Meta wies die Vorwürfe in einer Stellungnahme gegenüber PCMag scharf zurück und erklärte: „Jede Behauptung, dass WhatsApp-Nachrichten nicht verschlüsselt seien, ist kategorisch falsch und absurd. WhatsApp nutzt seit 10 Jahren eine Ende-zu-Ende-Verschlüsselung mit dem Signal-Protokoll. Diese Klage ist völlig aus der Luft gegriffen, und wir werden Sanktionen gegen die Anwälte der Kläger beantragen.“
Dennoch wirft die Klage Meta vor, seinen Mitarbeitern strenxe Geheimhaltungsvereinbarungen aufzuerlegen und zu verhindern, dass interne Vorgänge ans Licht kommen. In der Klageschrift wird behauptet, dass diese Vereinbarungen jahrelang „die Wahrheit verschleiert“ hätten.
WIE WERDEN WHATSAPP-NACHRICHTEN GESCHÜTZT?
Meta begann 2014 damit, die Ende-zu-Ende-Verschlüsselung in seiner beliebten Messaging-App einzuführen. Heute wird diese Verschlüsselungsfunktion genutzt, wenn Nutzer in der App mit einer anderen Person chatten.

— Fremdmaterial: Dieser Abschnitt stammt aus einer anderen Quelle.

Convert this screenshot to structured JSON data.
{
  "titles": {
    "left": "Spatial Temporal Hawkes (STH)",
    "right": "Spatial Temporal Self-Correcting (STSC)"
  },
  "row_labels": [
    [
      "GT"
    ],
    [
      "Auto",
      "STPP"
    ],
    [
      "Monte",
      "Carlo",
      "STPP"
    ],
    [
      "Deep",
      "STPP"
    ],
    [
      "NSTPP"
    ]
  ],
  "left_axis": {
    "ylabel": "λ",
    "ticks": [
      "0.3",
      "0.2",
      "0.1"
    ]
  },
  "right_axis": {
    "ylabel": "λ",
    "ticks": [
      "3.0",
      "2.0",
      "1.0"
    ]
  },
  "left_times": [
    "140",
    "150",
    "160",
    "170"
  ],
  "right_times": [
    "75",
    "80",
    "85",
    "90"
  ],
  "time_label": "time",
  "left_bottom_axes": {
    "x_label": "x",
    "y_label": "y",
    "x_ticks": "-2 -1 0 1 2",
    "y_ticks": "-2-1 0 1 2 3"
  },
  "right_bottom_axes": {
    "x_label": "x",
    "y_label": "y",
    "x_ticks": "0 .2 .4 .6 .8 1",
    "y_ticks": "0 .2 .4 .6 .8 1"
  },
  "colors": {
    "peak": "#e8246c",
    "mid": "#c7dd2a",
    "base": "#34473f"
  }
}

Die Ende-zu-Ende-Verschlüsselung stellt sicher, dass die gesendeten Inhalte nur von der sendenden und der empfangenden Person gelesen oder angehört werden können. Somit kann kein Dritter, einschließlich WhatsApp, auf den Inhalt der Nachrichten zugreifen.
Diese Funktion funktioniert grob wie folgt: Für die kommunizierenden Parteien wird jeweils ein Schlüsselpaar generiert. Die gesendeten Nachrichten werden verschlüsselt, und diese Verschlüsselung kann nur mit dem Schlüssel des Empfängers aufgehoben werden. Da Dritte nicht über diesen Schlüssel verfügen, können sie nicht auf den Inhalt der Nachricht zugreifen.

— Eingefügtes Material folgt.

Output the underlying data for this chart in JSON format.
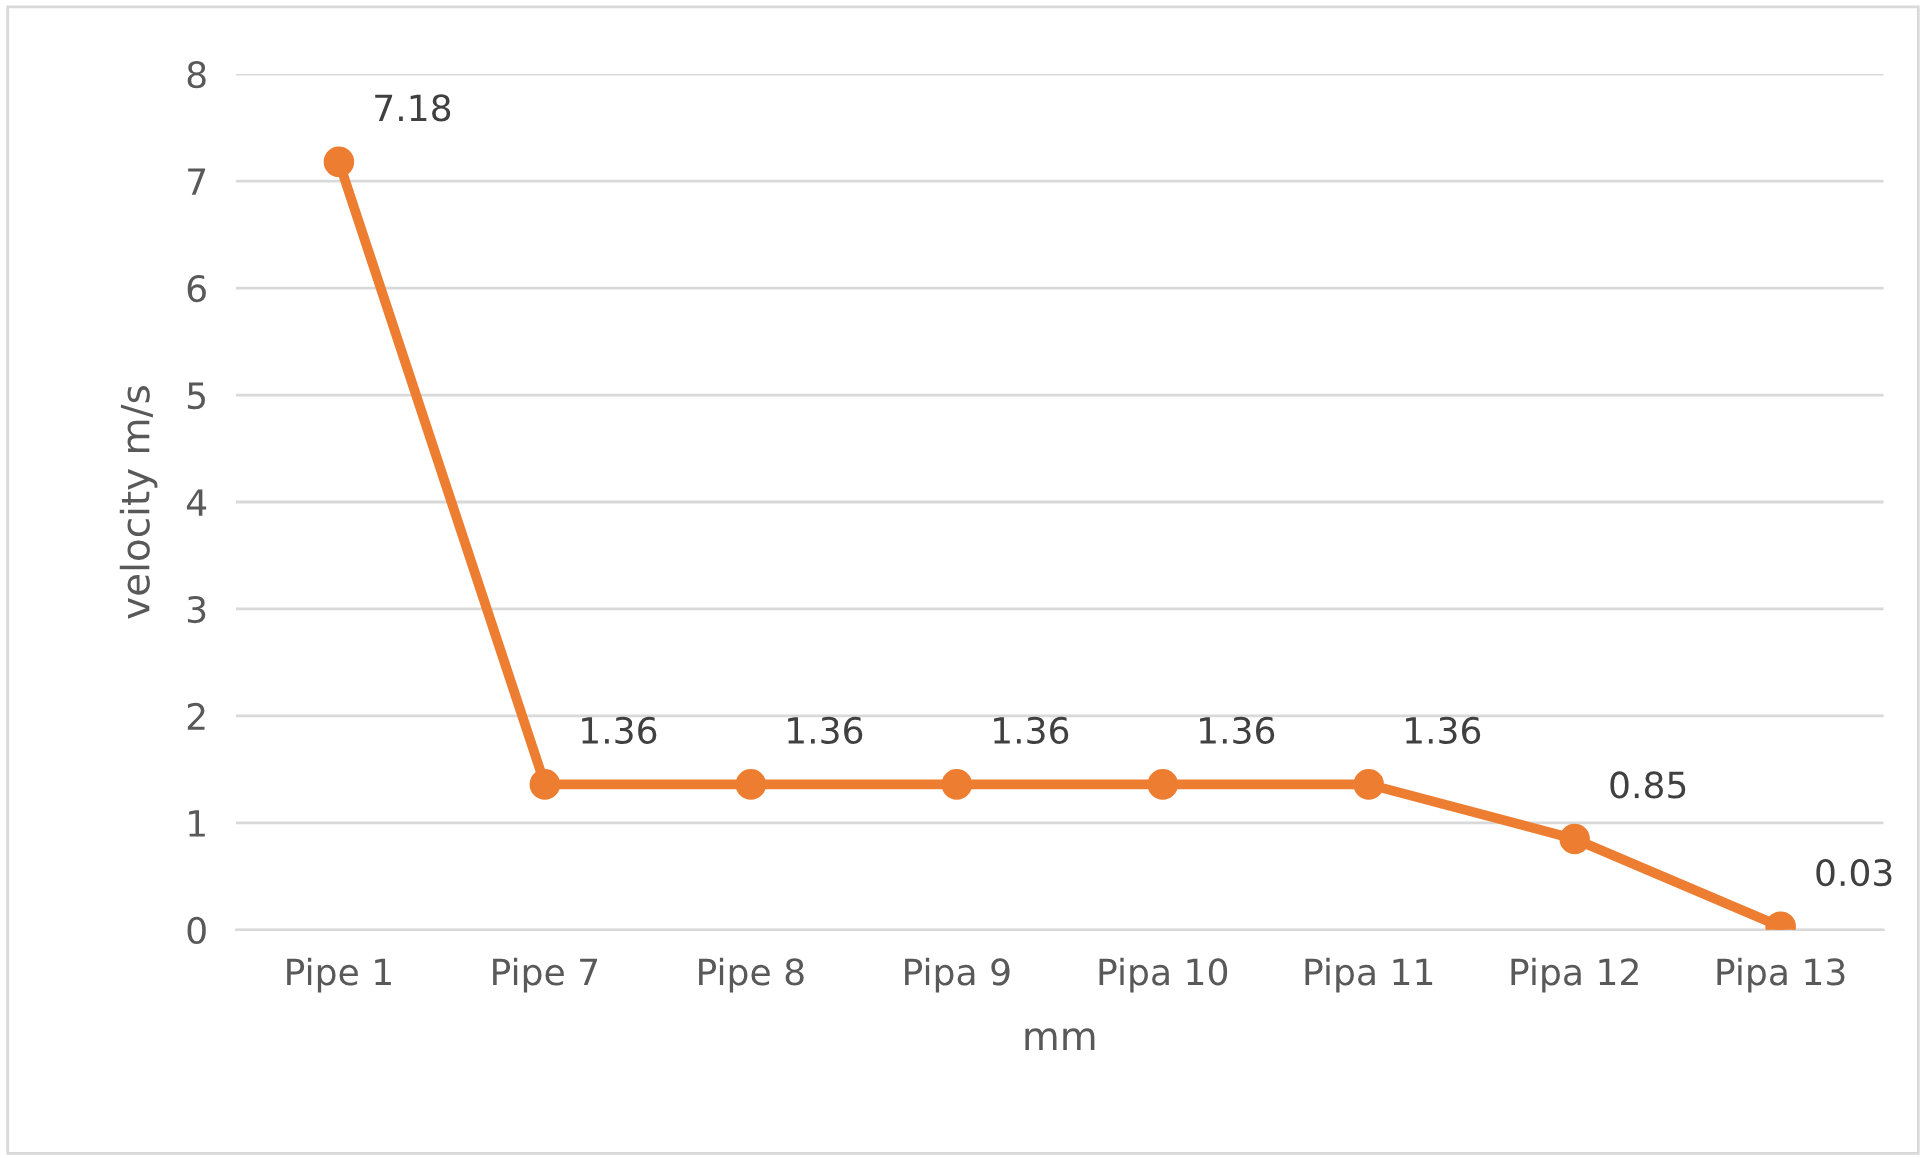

Um es deutlicher zu machen, stellen wir uns zwei Nutzer namens X und Y vor. Wenn X und Y Nachrichten austauschen, nutzen sie eine Anwendung mit Ende-zu-Ende-Verschlüsselung wie WhatsApp. Die Schlüssel, die Nachrichten verschlüsseln und entschlüsseln können, bleiben auf den Geräten beider Nutzer gespeichert. Die Anwendung speichert einen Schlüssel auf dem Telefon von X und einen Schlüssel auf dem Telefon von Y. Das Telefon von X verschlüsselt die Nachricht mit dem Schlüssel und leitet die verschlüsselte Nachricht an das Telefon von Y weiter. Das Telefon von Y aktiviert automatisch den Schlüssel und entschlüsselt die Nachricht. So kann Y den Inhalt der Nachricht sehen.